Números da ANTT indicam crescimento nas operações registradas de frete, mas a rotina do caminhoneiro ainda segue apertada.
Fretes aumentaram ou caíram no governo Lula?
Pelos dados oficiais da ANTT, o número de operações registradas de frete aumentou no atual governo Lula. O melhor indicador para olhar isso é o CIOT, que é o Código Identificador da Operação de Transporte. Ele registra operações de transporte feitas por caminhoneiros autônomos e equiparados, principalmente quando existe pagamento eletrônico de frete. A própria ANTT explica que esses dados não pegam todas as operações do país, mas ajudam a enxergar o movimento do setor.
Em 2023, a média mensal de CIOTs foi de 1,47 milhão de viagens.

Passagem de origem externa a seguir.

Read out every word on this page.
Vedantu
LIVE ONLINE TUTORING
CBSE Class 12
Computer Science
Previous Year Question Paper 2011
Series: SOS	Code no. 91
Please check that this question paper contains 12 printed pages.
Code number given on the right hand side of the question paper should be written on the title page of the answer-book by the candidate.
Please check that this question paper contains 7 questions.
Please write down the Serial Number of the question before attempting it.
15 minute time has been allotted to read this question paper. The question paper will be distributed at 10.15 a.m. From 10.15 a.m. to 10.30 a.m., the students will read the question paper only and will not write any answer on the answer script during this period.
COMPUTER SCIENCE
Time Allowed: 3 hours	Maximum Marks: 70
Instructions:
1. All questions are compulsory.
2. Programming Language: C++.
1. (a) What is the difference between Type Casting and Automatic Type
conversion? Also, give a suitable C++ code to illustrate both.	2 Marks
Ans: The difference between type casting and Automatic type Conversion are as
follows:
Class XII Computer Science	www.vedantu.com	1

Em 2024, subiu para 1,58 milhão, crescimento de 7,6%. Já no Anuário TRC 2025, a ANTT informou que a média mensal chegou a 1,7 milhão de CIOTs, ficando 6,64% acima de 2024 e 14,68% acima de 2023. Ou seja, olhando esse dado oficial, o número de fretes registrados cresceu no governo Lula até 2025.
Mas aumento de frete não quer dizer vida fácil para o caminhoneiro
Na prática, mais frete registrado não significa automaticamente que o caminhoneiro está ganhando mais ou trabalhando melhor. Quem vive da estrada sabe que a conta é mais dura. Tem diesel, pneu, manutenção, pedágio, espera para carregar, fila para descarregar, risco de atraso e frete que muitas vezes não acompanha o custo real da viagem.

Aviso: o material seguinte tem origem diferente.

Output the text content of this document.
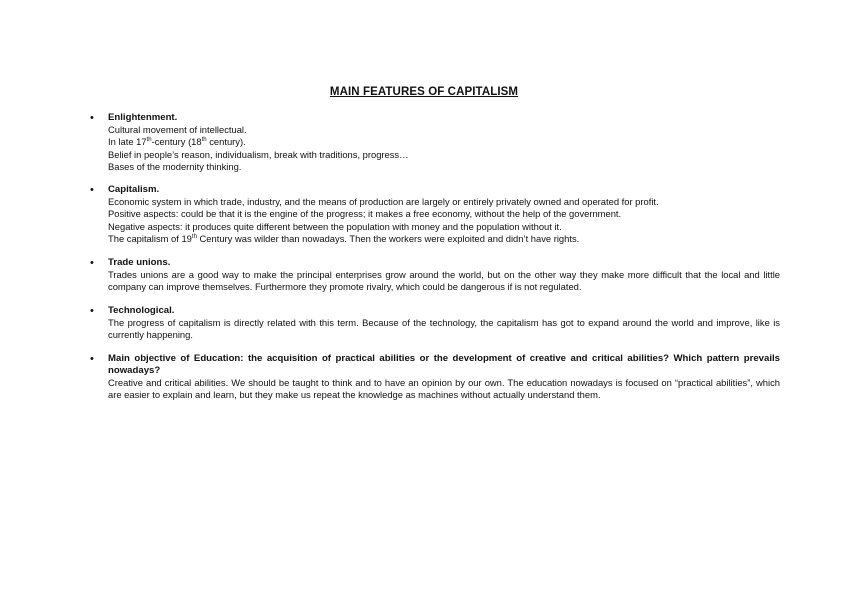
MAIN FEATURES OF CAPITALISM
• Enlightenment.
Cultural movement of intellectual.
In late 17th-century (18th century).
Belief in people’s reason, individualism, break with traditions, progress…
Bases of the modernity thinking.
• Capitalism.
Economic system in which trade, industry, and the means of production are largely or entirely privately owned and operated for profit.
Positive aspects: could be that it is the engine of the progress; it makes a free economy, without the help of the government.
Negative aspects: it produces quite different between the population with money and the population without it.
The capitalism of 19th Century was wilder than nowadays. Then the workers were exploited and didn’t have rights.
• Trade unions.
Trades unions are a good way to make the principal enterprises grow around the world, but on the other way they make more difficult that the local and little company can improve themselves. Furthermore they promote rivalry, which could be dangerous if is not regulated.
• Technological.
The progress of capitalism is directly related with this term. Because of the technology, the capitalism has got to expand around the world and improve, like is currently happening.
• Main objective of Education: the acquisition of practical abilities or the development of creative and critical abilities? Which pattern prevails nowadays?
Creative and critical abilities. We should be taught to think and to have an opinion by our own. The education nowadays is focused on “practical abilities”, which are easier to explain and learn, but they make us repeat the knowledge as machines without actually understand them.
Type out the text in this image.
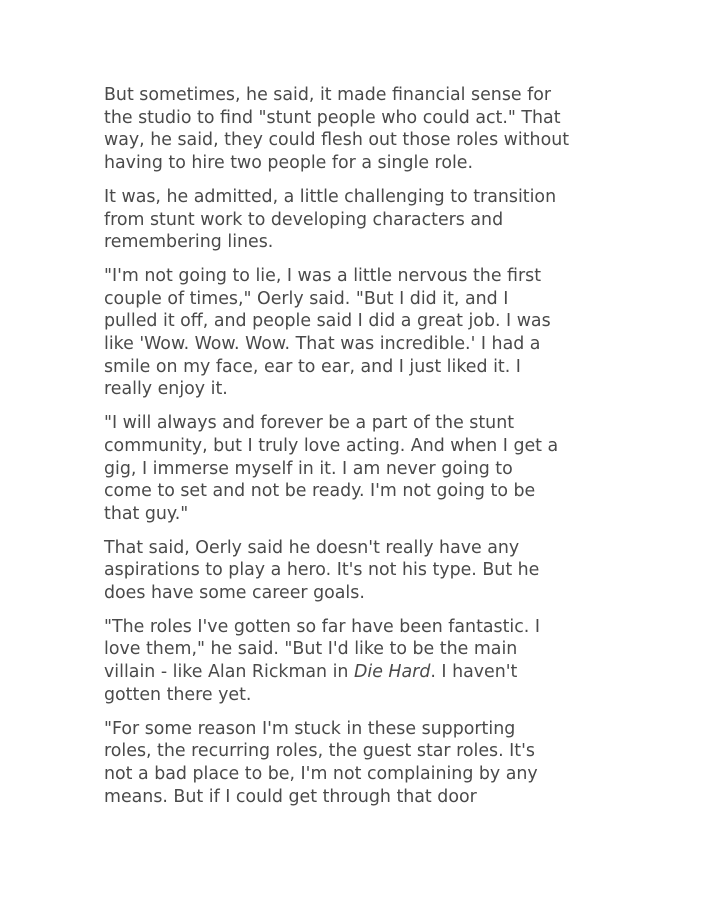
But sometimes, he said, it made financial sense for
the studio to find "stunt people who could act." That
way, he said, they could flesh out those roles without
having to hire two people for a single role.

It was, he admitted, a little challenging to transition
from stunt work to developing characters and
remembering lines.

"I'm not going to lie, I was a little nervous the first
couple of times," Oerly said. "But I did it, and I
pulled it off, and people said I did a great job. I was
like 'Wow. Wow. Wow. That was incredible.' I had a
smile on my face, ear to ear, and I just liked it. I
really enjoy it.

"I will always and forever be a part of the stunt
community, but I truly love acting. And when I get a
gig, I immerse myself in it. I am never going to
come to set and not be ready. I'm not going to be
that guy."

That said, Oerly said he doesn't really have any
aspirations to play a hero. It's not his type. But he
does have some career goals.

"The roles I've gotten so far have been fantastic. I
love them," he said. "But I'd like to be the main
villain - like Alan Rickman in Die Hard. I haven't
gotten there yet.

"For some reason I'm stuck in these supporting
roles, the recurring roles, the guest star roles. It's
not a bad place to be, I'm not complaining by any
means. But if I could get through that door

Outro dado importante vem do MDF-e, documento usado para registrar operações de transporte de carga. Segundo o Anuário TRC 2025 da ANTT, foram registradas 80,4 milhões de viagens de transporte rodoviário de cargas em 2025, somando viagens interestaduais e intermunicipais. O volume total transportado chegou perto de 1,4 bilhão de toneladas.
A ANTT também explica que o MDF-e mostra a movimentação de cargas pelo país e permite ver quem transporta, com quais veículos, que tipo de carga e para onde ela vai. Porém, ele não inclui viagens feitas dentro do mesmo município, como coleta e entrega urbana. Então o número real de deslocamentos com caminhão pode ser ainda maior do que aparece nesse tipo de base.
O ponto principal é este: pelos dados oficiais disponíveis, o movimento de fretes registrados cresceu no atual governo Lula, principalmente quando se olha o CIOT entre 2023 e 2025. Mas para o caminhoneiro, o problema não é só ter carga para puxar. O que pesa é saber se o frete paga a viagem, se cobre os custos e se sobra algum lucro depois de enfrentar a estrada.